A cellulose nanofiber-polyacrylamide hydrogel based on a co-electrolyte system for solid-state zinc ion batteries to operate at extremely cold temperatures

Solid-state zinc ion batteries (ssBs) based on hydrogel electrolytes have received tremendous attention due to their reliable safety, high flexibility and robust performance. However, freezing of the hydrogel electrolyte and resulting low ionic conductivity limit the capability of ssBs to work at low temperatures. Herein, a wood based cellulose nanofiber (CNF)-polyacrylamide (PAM) hydrogel electrolyte was developed with a hybrid methanol/water solvent. At the optimized methanol molar ratio of 56% (Me56), the hybrid electrolyte shows a low freezing point and high-Zn 2+ reversibility. The reversibility of the Zn anode is boosted in this antisolvent since Zn 2+ solvation is weakened and corrosion reactions are suppressed. With the Me56 hybrid electrolyte, MgVO/Zn batteries can deliver a high specific capacity of 214 mA h g −1 after 4000 cycles at 10 A g −1 (charging time: about 1 minute). The developed CNF-PAM hydrogel maintains high flexibility under repeated bending and twisting under very cold conditions.

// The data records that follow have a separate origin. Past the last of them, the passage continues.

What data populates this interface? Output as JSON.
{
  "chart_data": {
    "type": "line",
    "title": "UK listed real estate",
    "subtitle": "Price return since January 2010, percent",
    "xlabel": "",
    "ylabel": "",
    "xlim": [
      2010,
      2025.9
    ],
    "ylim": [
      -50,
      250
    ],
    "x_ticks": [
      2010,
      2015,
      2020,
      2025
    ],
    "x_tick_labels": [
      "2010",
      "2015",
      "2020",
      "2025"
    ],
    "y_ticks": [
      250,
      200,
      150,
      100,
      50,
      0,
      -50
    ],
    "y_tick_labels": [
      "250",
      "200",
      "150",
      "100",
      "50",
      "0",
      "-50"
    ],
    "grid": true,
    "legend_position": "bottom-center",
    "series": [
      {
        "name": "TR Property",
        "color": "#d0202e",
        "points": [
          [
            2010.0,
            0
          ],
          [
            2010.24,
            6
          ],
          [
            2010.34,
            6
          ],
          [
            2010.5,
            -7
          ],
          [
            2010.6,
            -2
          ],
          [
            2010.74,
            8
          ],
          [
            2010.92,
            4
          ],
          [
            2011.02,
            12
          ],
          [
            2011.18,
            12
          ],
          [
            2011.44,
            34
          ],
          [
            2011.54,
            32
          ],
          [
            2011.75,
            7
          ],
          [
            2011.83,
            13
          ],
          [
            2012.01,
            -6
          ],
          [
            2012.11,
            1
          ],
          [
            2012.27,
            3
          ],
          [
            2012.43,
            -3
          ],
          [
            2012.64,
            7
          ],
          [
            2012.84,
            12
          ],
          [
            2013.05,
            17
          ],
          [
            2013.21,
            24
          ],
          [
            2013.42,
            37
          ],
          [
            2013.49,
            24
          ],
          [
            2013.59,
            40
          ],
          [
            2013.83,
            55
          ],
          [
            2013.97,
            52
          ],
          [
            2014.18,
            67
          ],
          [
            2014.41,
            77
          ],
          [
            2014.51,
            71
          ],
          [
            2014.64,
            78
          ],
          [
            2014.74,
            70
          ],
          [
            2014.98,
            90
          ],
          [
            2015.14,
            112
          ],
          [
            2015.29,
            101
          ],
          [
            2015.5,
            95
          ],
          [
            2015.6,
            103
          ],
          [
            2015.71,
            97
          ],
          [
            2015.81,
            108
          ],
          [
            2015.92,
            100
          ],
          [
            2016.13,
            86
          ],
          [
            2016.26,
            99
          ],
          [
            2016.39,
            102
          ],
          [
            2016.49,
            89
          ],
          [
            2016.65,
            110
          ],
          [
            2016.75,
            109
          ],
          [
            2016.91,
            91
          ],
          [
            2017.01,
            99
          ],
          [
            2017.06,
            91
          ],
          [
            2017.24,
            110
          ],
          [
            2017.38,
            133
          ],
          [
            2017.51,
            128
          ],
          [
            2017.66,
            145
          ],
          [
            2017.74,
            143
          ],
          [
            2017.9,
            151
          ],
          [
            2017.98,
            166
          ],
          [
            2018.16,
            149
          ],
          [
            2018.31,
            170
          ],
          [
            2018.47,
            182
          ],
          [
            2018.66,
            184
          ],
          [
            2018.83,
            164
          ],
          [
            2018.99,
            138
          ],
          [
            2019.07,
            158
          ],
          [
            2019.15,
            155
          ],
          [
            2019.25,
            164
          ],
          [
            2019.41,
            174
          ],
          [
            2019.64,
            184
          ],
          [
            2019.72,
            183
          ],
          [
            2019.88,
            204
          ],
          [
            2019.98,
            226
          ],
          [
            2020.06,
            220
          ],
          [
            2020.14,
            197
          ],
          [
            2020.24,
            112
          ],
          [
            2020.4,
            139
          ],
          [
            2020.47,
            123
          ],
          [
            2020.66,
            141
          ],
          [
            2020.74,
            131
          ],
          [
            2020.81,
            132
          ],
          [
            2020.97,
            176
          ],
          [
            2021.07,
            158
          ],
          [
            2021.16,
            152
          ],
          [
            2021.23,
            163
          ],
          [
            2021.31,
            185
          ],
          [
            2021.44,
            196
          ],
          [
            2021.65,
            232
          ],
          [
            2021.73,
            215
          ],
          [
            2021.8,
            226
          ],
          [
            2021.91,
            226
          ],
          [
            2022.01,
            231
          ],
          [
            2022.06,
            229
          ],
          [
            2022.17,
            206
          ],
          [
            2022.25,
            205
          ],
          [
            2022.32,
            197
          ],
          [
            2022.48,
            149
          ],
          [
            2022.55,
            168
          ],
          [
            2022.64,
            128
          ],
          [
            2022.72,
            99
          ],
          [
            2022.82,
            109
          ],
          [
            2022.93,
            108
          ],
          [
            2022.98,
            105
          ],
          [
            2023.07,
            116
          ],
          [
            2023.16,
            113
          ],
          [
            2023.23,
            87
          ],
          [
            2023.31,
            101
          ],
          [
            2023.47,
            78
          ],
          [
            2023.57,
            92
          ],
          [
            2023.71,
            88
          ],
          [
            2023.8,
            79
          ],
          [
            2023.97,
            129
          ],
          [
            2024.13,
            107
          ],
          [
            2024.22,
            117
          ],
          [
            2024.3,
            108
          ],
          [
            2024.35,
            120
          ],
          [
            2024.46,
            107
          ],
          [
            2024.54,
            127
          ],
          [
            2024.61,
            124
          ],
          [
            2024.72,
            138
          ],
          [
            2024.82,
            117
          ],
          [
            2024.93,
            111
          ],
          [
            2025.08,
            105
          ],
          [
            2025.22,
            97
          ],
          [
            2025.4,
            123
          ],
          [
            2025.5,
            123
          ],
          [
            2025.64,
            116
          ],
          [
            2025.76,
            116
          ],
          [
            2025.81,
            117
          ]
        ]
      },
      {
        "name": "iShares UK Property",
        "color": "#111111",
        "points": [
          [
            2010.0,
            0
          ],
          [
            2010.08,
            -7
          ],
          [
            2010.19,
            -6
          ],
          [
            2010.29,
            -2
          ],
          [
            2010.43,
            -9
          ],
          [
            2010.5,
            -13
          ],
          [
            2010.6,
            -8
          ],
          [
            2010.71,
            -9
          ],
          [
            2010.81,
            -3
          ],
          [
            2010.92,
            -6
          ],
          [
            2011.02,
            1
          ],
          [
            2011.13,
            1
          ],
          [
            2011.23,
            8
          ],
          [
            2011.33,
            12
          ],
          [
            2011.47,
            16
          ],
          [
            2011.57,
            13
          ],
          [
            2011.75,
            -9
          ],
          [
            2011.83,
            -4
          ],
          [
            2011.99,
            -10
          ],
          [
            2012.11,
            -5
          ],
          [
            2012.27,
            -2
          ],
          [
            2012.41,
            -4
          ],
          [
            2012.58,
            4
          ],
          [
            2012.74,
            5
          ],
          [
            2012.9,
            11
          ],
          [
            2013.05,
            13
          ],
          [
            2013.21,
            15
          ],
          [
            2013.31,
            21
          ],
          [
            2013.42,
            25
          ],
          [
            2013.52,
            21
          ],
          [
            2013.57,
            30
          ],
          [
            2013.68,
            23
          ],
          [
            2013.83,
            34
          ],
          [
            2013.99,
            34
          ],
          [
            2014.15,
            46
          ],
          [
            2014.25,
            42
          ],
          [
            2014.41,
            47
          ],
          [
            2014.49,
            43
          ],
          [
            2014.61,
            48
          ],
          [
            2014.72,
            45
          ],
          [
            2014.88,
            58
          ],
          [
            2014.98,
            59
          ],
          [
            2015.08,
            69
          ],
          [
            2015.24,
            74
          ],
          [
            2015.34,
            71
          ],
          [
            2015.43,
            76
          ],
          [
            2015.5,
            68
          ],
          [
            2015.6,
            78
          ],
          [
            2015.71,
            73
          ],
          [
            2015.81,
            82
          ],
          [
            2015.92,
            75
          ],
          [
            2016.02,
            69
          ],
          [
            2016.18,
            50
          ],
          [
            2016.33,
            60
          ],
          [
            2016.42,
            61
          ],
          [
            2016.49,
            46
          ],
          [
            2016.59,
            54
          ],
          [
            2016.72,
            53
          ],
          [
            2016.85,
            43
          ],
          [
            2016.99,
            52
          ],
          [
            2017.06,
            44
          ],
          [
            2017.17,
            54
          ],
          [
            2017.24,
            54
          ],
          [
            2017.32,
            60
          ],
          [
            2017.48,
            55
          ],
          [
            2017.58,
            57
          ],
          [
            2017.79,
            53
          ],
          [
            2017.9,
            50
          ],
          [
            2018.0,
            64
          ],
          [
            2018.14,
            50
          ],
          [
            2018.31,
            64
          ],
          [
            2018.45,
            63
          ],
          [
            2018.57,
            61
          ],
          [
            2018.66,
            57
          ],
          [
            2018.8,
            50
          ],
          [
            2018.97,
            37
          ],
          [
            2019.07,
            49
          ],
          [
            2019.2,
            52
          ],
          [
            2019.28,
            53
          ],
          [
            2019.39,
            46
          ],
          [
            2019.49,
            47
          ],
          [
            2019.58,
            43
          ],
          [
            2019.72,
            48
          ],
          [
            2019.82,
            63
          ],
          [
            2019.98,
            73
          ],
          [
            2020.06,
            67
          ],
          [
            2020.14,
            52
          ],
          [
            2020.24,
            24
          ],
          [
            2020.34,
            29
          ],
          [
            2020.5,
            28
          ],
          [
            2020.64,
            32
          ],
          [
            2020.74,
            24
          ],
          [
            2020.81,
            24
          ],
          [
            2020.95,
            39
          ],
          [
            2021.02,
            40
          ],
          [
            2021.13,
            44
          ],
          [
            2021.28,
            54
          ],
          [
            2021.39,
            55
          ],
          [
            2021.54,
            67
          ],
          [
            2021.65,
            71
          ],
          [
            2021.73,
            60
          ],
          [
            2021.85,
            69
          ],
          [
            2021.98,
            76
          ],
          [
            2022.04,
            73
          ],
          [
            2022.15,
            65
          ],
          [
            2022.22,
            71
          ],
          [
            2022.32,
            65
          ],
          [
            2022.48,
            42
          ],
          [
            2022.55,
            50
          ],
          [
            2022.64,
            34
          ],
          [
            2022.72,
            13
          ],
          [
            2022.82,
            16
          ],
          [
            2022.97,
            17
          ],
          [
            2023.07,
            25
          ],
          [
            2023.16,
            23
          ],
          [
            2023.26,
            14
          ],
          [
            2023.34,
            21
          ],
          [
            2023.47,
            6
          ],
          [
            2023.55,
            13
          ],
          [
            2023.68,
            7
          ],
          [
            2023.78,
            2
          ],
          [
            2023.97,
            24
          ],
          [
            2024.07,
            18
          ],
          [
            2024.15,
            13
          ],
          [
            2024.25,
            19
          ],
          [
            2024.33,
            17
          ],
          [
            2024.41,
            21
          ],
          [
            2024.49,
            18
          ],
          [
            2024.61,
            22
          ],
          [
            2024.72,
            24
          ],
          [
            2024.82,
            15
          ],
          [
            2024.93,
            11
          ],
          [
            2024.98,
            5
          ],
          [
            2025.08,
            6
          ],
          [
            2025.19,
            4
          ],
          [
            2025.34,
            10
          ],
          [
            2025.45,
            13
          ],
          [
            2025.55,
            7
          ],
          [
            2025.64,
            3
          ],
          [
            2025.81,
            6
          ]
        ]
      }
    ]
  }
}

At an extremely low temperature of −60 °C, the ssBs still deliver a high specific capacity of about 140 mA h g −1 at 10 mA g −1 while remaining flexible, exhibiting great potential to be applied in wearable devices under cold conditions. A cellulose nanofiber (CNF)-polyacrylamide (PAM) hydrogel electrolyte is developed. It has the potential to expand the application of ZIBs to broad fields such as wind turbines in desolate areas, cold polar regions, and aerospace.